Marquez pun bertekad kembali meraih podium tertinggi pada balapan, Minggu  nanti. Menengok ke belakang, pembalap berjuluk The Baby Alien ini memang punya rekor apik di Sirkuit Misano.

“Misano adalah sebuah lintasan yang berkelok-kelok dan lambat dibandingkan sirkuit yang lain di kalender, dengan banyak pengereman dan akselerasi,” Marquez dikutip Crash.

“Selama ini sih sirkuitnya bagus untuk kami. Kami memiliki banyak memori bagus di sana dan kami sudah pasti akan berusaha menambah sebuah memori bagus lainnya pada hari Minggu nanti.”

“Pada tahun lalu aku merasa nyaman di atas motor dan aku bisa membalap seperti yang kuinginkan, tapi pada hari Jumat kami akan melaju di atas lintasan dengan mentalitas seperti biasanya, bersiap, dan beradaptasi pada setiap situasi yang kami temui.”

“Kami akan mencoba memahami kondisi dan grip lintasan, mencari perbaikan di sesi satu ke sesi lainnya dan mudah-mudahan di dalam akhir pekan yang cerah dan hangat,” seru Marquez.

Marquez untuk sementara nyaman di puncak klasemen

Untuk tahun depan Marquez akan berduet dengan L<orenzo.
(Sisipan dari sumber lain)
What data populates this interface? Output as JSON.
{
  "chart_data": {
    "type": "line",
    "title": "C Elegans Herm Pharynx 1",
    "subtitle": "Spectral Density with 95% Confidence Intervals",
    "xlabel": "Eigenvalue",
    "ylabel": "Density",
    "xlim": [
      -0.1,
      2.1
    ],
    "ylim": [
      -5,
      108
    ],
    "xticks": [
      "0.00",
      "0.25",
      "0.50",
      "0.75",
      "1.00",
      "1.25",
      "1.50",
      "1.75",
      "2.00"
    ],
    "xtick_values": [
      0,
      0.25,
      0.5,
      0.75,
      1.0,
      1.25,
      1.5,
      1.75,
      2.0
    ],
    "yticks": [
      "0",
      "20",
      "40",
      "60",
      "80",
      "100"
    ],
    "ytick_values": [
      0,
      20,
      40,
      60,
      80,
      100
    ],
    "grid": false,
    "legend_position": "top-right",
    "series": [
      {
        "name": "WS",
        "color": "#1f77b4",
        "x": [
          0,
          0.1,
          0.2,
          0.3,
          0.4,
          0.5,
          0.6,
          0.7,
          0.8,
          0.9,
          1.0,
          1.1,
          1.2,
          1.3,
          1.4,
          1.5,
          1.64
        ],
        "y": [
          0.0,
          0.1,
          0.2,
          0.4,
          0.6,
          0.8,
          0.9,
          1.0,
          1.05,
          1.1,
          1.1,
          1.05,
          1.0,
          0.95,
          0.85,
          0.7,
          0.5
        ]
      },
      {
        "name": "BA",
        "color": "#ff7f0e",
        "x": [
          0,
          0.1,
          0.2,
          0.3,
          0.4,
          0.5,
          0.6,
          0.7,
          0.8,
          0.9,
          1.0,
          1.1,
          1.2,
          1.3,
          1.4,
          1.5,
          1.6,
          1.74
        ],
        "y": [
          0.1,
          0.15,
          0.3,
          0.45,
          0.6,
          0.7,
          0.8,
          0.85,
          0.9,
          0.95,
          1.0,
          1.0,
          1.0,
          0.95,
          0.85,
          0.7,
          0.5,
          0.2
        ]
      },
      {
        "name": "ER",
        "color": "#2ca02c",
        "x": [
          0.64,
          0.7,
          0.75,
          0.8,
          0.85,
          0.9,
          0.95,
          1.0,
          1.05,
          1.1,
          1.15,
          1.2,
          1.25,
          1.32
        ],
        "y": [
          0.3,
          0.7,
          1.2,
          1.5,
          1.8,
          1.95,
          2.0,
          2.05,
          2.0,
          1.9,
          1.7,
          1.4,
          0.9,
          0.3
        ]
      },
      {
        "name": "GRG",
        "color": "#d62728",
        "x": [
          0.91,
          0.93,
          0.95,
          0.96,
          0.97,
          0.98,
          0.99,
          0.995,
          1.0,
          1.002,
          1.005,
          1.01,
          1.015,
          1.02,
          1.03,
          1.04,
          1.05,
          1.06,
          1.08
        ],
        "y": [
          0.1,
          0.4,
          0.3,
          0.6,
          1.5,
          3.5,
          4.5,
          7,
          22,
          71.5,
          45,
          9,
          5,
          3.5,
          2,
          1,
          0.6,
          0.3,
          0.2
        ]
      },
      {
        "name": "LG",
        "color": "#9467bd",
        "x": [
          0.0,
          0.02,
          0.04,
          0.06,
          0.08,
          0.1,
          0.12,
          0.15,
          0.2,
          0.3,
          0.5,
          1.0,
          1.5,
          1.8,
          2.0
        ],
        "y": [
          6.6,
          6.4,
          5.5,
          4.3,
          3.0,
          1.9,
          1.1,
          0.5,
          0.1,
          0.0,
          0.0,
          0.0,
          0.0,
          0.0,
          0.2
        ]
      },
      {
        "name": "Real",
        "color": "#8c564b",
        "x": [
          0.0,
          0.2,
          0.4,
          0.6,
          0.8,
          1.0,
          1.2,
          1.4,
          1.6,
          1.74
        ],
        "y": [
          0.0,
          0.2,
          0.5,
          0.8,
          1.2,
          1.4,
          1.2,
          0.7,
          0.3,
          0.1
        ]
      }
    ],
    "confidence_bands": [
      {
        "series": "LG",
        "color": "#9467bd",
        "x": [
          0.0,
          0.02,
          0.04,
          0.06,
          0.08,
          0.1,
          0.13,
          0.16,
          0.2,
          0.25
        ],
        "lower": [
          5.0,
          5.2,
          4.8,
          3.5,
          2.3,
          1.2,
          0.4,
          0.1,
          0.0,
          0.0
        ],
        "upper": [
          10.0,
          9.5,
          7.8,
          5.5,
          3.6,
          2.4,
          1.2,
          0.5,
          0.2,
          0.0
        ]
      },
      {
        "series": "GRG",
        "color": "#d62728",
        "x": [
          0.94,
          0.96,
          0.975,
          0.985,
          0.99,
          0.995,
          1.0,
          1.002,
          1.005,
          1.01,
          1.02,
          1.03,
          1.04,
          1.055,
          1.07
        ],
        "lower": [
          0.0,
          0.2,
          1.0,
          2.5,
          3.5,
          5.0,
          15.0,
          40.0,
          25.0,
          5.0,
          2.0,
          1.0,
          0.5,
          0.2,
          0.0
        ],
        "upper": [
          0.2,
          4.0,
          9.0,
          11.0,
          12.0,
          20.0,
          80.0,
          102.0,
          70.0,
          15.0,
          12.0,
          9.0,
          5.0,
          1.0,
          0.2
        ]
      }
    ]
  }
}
Duet ini dikatakan, manajer tim Ducati, Davide Tardozz akan menjadi sulit bagi Lorenzo

Ia memprediksi Jorge Lorenzo akan mengalami kesulitan di Repsol Honda tahun depan. Lebih dari itu ia mengaku salah atas kepindahan Lorenzo dari Ducati.

Ducati pada akhirnya melepas Lorenzo, imbas dari performa buruk pembalap asal Spanyol itu musim lalu. Namun, setelah Lorenzo bersedia bergabung dengan Honda, justru menampilkan performa oke.

Lorenzo telah meraih tiga kemenangan, termasuk pada MotoGP Austria pekan lalu. Dengan tambahan dua puluh ;lima poin, ia menjadi pembalap Ducati teratas di klasemen di bawah Marc Marquez dan Valentino Rossi.

“Marc sudah jelas berpikir bahwa dia diuntungkan dari ini — apakah dia benar atau tidak, saya tidak tahu,” kata Tardozzi kepada La Gazzetta dello Sport dikutip Autosport.

“Apa yang bisa saya katakan adalah bagaimanapun juga Jorge akan kesulitan sudah pasti, karena di sini dia sudah menemukan sebuah keluarga yang mengikuti dia dan sebuah tim yang memberi apa yang dia inginkan.”

“Di Honda, dia akan harus mulai semuanya lagi dari awal dan beradaptasi lebih cepat daripada yang dia lakukan dengan Ducati,” lanjut Tardozzi.

“Kami semua memang membuat kesalahan dan kami semua kalah. Pihak yang diuntungkan sesuatu adalah Honda. Sudah tentu, kami akan menjaga banyak hal untuk masa depan, kami tidak bodoh.”